Audi has raided its parts store again this time to bring us the A5 Sportback.
The A5 Sportback is the sixth model to come out of a basket of components that has already given us a saloon and an estate (A4 and A4 Avant), a coupe and a convertible (A5 Coup and A5 Cabriolet) and a compact SUV (Q5).
It's an interesting idea, the Sportback. Forget the marketing-inspired name: it's really a hatchback, a rarity in the compact executive class. The last new posh hatch was the Saab 9-3 in 1998. The Germans who dominate this market sector have always left them well alone, claiming that premium-car buyers just weren't interested. Hatches were for the masses. Only saloons implied status and wealth. Now Audi is disputing that.

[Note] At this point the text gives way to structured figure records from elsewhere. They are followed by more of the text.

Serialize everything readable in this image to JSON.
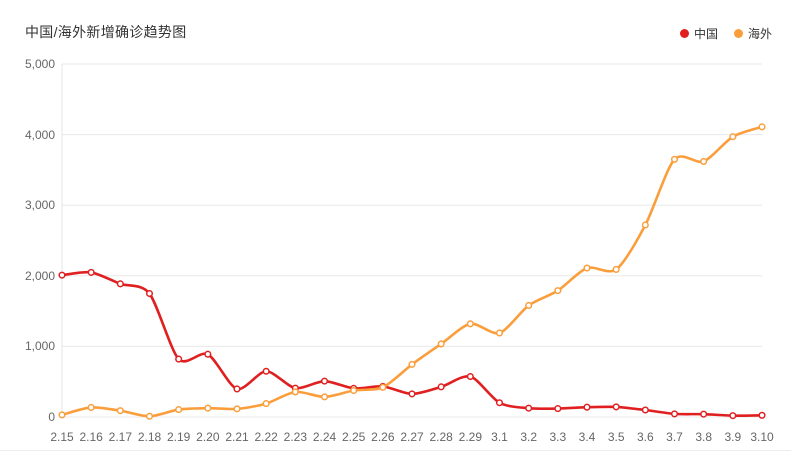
{
  "chart_data": {
    "type": "line",
    "title": "中国/海外新增确诊趋势图",
    "xlabel": "",
    "ylabel": "",
    "ylim": [
      0,
      5000
    ],
    "y_ticks": [
      "0",
      "1,000",
      "2,000",
      "3,000",
      "4,000",
      "5,000"
    ],
    "grid": true,
    "smooth": true,
    "marker": "hollow-circle",
    "legend_position": "top-right",
    "categories": [
      "2.15",
      "2.16",
      "2.17",
      "2.18",
      "2.19",
      "2.20",
      "2.21",
      "2.22",
      "2.23",
      "2.24",
      "2.25",
      "2.26",
      "2.27",
      "2.28",
      "2.29",
      "3.1",
      "3.2",
      "3.3",
      "3.4",
      "3.5",
      "3.6",
      "3.7",
      "3.8",
      "3.9",
      "3.10"
    ],
    "series": [
      {
        "name": "中国",
        "color": "#e02020",
        "values": [
          2009,
          2048,
          1886,
          1749,
          820,
          889,
          397,
          648,
          409,
          508,
          406,
          433,
          327,
          427,
          573,
          202,
          125,
          119,
          139,
          143,
          99,
          44,
          40,
          19,
          24
        ]
      },
      {
        "name": "海外",
        "color": "#fa9e3c",
        "values": [
          30,
          135,
          90,
          10,
          105,
          125,
          115,
          190,
          355,
          285,
          375,
          420,
          745,
          1035,
          1320,
          1190,
          1580,
          1790,
          2110,
          2090,
          2720,
          3650,
          3620,
          3970,
          4110
        ]
      }
    ]
  },
  "colors": {
    "china": "#e02020",
    "overseas": "#fa9e3c",
    "gridline": "#e8e8e8",
    "axis_line": "#e4e4e4",
    "tick_text": "#666666",
    "title_text": "#333333",
    "divider": "#ececec"
  }
}
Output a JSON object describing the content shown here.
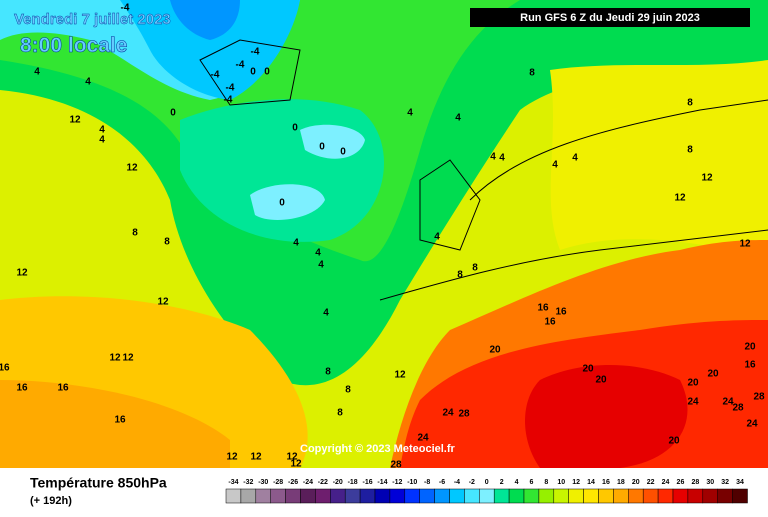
{
  "header": {
    "date": "Vendredi 7 juillet 2023",
    "time": "8:00 locale",
    "run": "Run GFS 6 Z du Jeudi 29 juin 2023"
  },
  "copyright": "Copyright © 2023 Meteociel.fr",
  "footer": {
    "title": "Température 850hPa",
    "subtitle": "(+ 192h)"
  },
  "legend": {
    "values": [
      -34,
      -32,
      -30,
      -28,
      -26,
      -24,
      -22,
      -20,
      -18,
      -16,
      -14,
      -12,
      -10,
      -8,
      -6,
      -4,
      -2,
      0,
      2,
      4,
      6,
      8,
      10,
      12,
      14,
      16,
      18,
      20,
      22,
      24,
      26,
      28,
      30,
      32,
      34
    ],
    "colors": [
      "#c8c8c8",
      "#a8a8a8",
      "#a080a0",
      "#8c5a8c",
      "#783c78",
      "#5a1e5a",
      "#6e1e6e",
      "#46208a",
      "#3c3c9c",
      "#1e1ea0",
      "#0000b4",
      "#0000d8",
      "#0032ff",
      "#0064ff",
      "#0096ff",
      "#00c8ff",
      "#46e6ff",
      "#7df0ff",
      "#00e696",
      "#00dc50",
      "#32e632",
      "#96f000",
      "#c8f500",
      "#f0f000",
      "#ffe600",
      "#ffc800",
      "#ffaa00",
      "#ff7800",
      "#ff5000",
      "#ff2800",
      "#e60000",
      "#c80000",
      "#a00000",
      "#780000",
      "#500000"
    ]
  },
  "map_labels": [
    -4,
    -4,
    -4,
    0,
    0,
    -4,
    -4,
    -4,
    4,
    4,
    0,
    12,
    4,
    4,
    12,
    8,
    4,
    4,
    0,
    0,
    0,
    0,
    4,
    4,
    4,
    4,
    8,
    8,
    12,
    12,
    8,
    8,
    12,
    4,
    4,
    4,
    4,
    8,
    8,
    12,
    16,
    16,
    16,
    12,
    12,
    4,
    20,
    20,
    16,
    20,
    20,
    20,
    20,
    8,
    8,
    12,
    16,
    16,
    16,
    28,
    24,
    28,
    24,
    16,
    8,
    24,
    28,
    24,
    24,
    20,
    12,
    12,
    12,
    12,
    28,
    12
  ]
}
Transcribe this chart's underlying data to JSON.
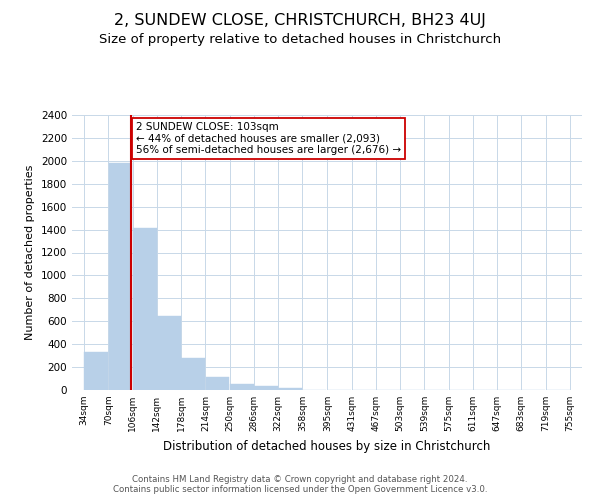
{
  "title": "2, SUNDEW CLOSE, CHRISTCHURCH, BH23 4UJ",
  "subtitle": "Size of property relative to detached houses in Christchurch",
  "xlabel": "Distribution of detached houses by size in Christchurch",
  "ylabel": "Number of detached properties",
  "bar_edges": [
    34,
    70,
    106,
    142,
    178,
    214,
    250,
    286,
    322,
    358,
    395,
    431,
    467,
    503,
    539,
    575,
    611,
    647,
    683,
    719,
    755
  ],
  "bar_heights": [
    330,
    1980,
    1410,
    650,
    280,
    110,
    50,
    35,
    20,
    0,
    0,
    0,
    0,
    0,
    0,
    0,
    0,
    0,
    0,
    0
  ],
  "bar_color": "#b8d0e8",
  "bar_edge_color": "#b8d0e8",
  "property_value": 103,
  "property_line_color": "#cc0000",
  "annotation_box_edge_color": "#cc0000",
  "annotation_text_line1": "2 SUNDEW CLOSE: 103sqm",
  "annotation_text_line2": "← 44% of detached houses are smaller (2,093)",
  "annotation_text_line3": "56% of semi-detached houses are larger (2,676) →",
  "ylim": [
    0,
    2400
  ],
  "yticks": [
    0,
    200,
    400,
    600,
    800,
    1000,
    1200,
    1400,
    1600,
    1800,
    2000,
    2200,
    2400
  ],
  "tick_labels": [
    "34sqm",
    "70sqm",
    "106sqm",
    "142sqm",
    "178sqm",
    "214sqm",
    "250sqm",
    "286sqm",
    "322sqm",
    "358sqm",
    "395sqm",
    "431sqm",
    "467sqm",
    "503sqm",
    "539sqm",
    "575sqm",
    "611sqm",
    "647sqm",
    "683sqm",
    "719sqm",
    "755sqm"
  ],
  "footer_line1": "Contains HM Land Registry data © Crown copyright and database right 2024.",
  "footer_line2": "Contains public sector information licensed under the Open Government Licence v3.0.",
  "background_color": "#ffffff",
  "grid_color": "#c8d8e8",
  "title_fontsize": 11.5,
  "subtitle_fontsize": 9.5
}
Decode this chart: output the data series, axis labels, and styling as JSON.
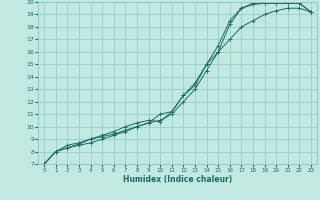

To be fair, Audi doesn't often get things wrong, as its meteoric rise in recent years demonstrates, and it's bang on the button with the Sportback's styling. If you can overlook that there are two door handles along each side, it's not hard to convince yourself that the Sportback is a coupe.
The illusion is helped by frameless side windows and a four-seater cabin, which affords roughly the same head- and legroom as in an A4 saloon: the Sportback might wear A5 badges, but it is underpinned by the extended-wheelbase platform of an A4. In fact, to be strictly accurate, it's a couple of millimetres longer between the axles.
All's familiar in the driving area: good seats, orderly dashboard, smart but not outstanding trim, and techy features standard or optional by the bucketload.
It's round the back where everything seems strange. That tailgate is a hefty item and it lifts to quite an altitude, but there's no strap to help you pull it shut, so unless you're blessed with reasonable height, you might struggle. Over-stuff your suitcases and you'll regret it as you heave them over the high lip into the boot.
The rear backrests don't quite fold fully flat when carting longer loads around, either. There are no complaints over capacity, though, which pretty much mirrors the A4 saloon's.